The primary culprits in the car's extra mass are three large cylindrical tanks, made of a tough carbon fibre composite and nestled underneath the specially designed centre tunnel of the aluminum chassis (where the driveshaft would reside in a rear-wheel-drive vehicle).

Adding pounds is the rectangular pack of lithium-ion batteries under the rear seat area, a backup steering column (in case the steer-by-wire system fails) and those wheel-hub motors.

"To meet our range target, we needed to carry eight kilograms of hydrogen, which has the energy equivalent of 16 gallons of gasoline in a conventional vehicle," Shabana said. One kilogram of hydrogen is roughly equal to one gallon of gasoline in terms of energy content, GM says. Fuel cells, which work without combustion, derive about twice as much work from each unit of fuel.

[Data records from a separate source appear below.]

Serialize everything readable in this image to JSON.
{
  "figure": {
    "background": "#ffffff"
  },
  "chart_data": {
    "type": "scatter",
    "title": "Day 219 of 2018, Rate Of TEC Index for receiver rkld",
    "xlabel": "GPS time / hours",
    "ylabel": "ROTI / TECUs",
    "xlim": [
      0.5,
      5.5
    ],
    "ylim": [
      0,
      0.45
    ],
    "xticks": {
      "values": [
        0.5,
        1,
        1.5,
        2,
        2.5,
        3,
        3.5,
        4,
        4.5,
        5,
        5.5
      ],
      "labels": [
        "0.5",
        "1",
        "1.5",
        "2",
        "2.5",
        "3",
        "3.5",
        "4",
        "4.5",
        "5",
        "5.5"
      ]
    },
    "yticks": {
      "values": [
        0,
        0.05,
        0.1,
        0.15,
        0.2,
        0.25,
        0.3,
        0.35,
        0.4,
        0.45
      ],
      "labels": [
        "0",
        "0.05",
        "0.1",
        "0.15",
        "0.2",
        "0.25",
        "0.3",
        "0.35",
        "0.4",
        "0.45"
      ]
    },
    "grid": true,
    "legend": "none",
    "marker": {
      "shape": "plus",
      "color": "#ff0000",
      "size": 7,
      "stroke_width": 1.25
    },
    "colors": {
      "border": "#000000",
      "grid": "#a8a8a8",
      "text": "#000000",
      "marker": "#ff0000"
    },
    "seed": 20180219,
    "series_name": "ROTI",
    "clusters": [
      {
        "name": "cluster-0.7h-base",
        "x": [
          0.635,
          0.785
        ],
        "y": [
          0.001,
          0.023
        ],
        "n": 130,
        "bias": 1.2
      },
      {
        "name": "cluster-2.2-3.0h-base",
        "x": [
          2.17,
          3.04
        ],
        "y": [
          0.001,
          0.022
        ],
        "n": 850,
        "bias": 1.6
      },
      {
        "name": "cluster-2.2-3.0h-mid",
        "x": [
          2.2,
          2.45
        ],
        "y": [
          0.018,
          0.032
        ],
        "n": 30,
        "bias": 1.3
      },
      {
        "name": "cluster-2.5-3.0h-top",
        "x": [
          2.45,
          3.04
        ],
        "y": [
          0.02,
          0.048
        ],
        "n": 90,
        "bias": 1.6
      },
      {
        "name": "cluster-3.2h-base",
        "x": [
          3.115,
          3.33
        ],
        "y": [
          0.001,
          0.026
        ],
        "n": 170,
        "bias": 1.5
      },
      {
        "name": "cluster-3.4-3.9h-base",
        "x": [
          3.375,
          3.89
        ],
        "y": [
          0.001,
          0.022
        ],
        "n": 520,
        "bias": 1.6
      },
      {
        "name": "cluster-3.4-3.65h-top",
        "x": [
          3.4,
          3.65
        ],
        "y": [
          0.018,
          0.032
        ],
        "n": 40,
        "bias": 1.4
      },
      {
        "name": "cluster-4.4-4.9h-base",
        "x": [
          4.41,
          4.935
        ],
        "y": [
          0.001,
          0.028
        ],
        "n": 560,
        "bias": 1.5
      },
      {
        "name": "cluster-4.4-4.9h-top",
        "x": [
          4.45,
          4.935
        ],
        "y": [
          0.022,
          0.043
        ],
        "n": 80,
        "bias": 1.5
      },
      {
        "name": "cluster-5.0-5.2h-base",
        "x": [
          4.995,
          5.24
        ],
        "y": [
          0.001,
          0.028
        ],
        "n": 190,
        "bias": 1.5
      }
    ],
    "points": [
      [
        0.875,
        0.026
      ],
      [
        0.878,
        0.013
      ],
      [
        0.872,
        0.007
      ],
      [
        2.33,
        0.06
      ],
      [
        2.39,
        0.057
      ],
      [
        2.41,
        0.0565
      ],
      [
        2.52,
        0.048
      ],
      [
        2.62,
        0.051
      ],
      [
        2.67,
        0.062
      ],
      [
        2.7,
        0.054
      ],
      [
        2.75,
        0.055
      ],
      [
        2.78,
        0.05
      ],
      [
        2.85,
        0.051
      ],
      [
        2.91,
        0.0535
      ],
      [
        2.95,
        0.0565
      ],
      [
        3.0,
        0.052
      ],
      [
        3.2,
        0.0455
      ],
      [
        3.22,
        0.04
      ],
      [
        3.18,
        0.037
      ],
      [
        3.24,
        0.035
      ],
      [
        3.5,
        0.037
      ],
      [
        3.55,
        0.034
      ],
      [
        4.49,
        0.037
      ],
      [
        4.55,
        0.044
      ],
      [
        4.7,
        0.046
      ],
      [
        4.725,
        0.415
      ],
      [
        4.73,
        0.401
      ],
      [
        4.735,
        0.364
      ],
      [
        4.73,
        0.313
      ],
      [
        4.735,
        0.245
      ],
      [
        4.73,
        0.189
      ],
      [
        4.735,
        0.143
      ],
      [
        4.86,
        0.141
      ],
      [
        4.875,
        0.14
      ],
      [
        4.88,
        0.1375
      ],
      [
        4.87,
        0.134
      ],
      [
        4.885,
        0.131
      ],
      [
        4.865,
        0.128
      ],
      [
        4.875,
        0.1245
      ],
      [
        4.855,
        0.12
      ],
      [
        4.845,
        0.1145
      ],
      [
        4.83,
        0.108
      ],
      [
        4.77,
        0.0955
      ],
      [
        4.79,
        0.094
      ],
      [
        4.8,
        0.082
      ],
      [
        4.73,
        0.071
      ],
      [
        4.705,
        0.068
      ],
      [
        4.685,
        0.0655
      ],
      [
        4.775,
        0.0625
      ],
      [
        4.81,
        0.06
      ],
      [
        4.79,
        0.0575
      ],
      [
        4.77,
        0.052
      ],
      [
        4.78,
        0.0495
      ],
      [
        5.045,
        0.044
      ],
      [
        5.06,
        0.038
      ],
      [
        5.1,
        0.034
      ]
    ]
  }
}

Since hydrogen takes up a lot of space as a gas, it must be stored under high pressure in a car. On the 480-kilometre Sequel, that required large tanks that hold hydrogen at 10,000 pounds per square inch. They are arrayed along the centre line of the vehicle as a consideration toward meeting federal crash standards; GM has demonstrated the car's compliance by computer simulation.

Sequel's travel range, which GM promises to prove publicly early next year, is considered somewhat of a breakthrough, said Burns, whose team of engineers and scientists in the United States and Germany is working to put hydrogen fuel-cell vehicles into the transportation mainstream.

But notions that the technology has the potential to reduce transportation's dependency on petroleum fuels are rife with caveats. How will hydrogen fuel be produced? What energy is consumed in the process of producing hydrogen? How will the fuel be distributed?

Burns suggested that one solution might be nuclear reactors, situated on high-security U.S. military bases and dedicated to making the electricity needed to produce hydrogen.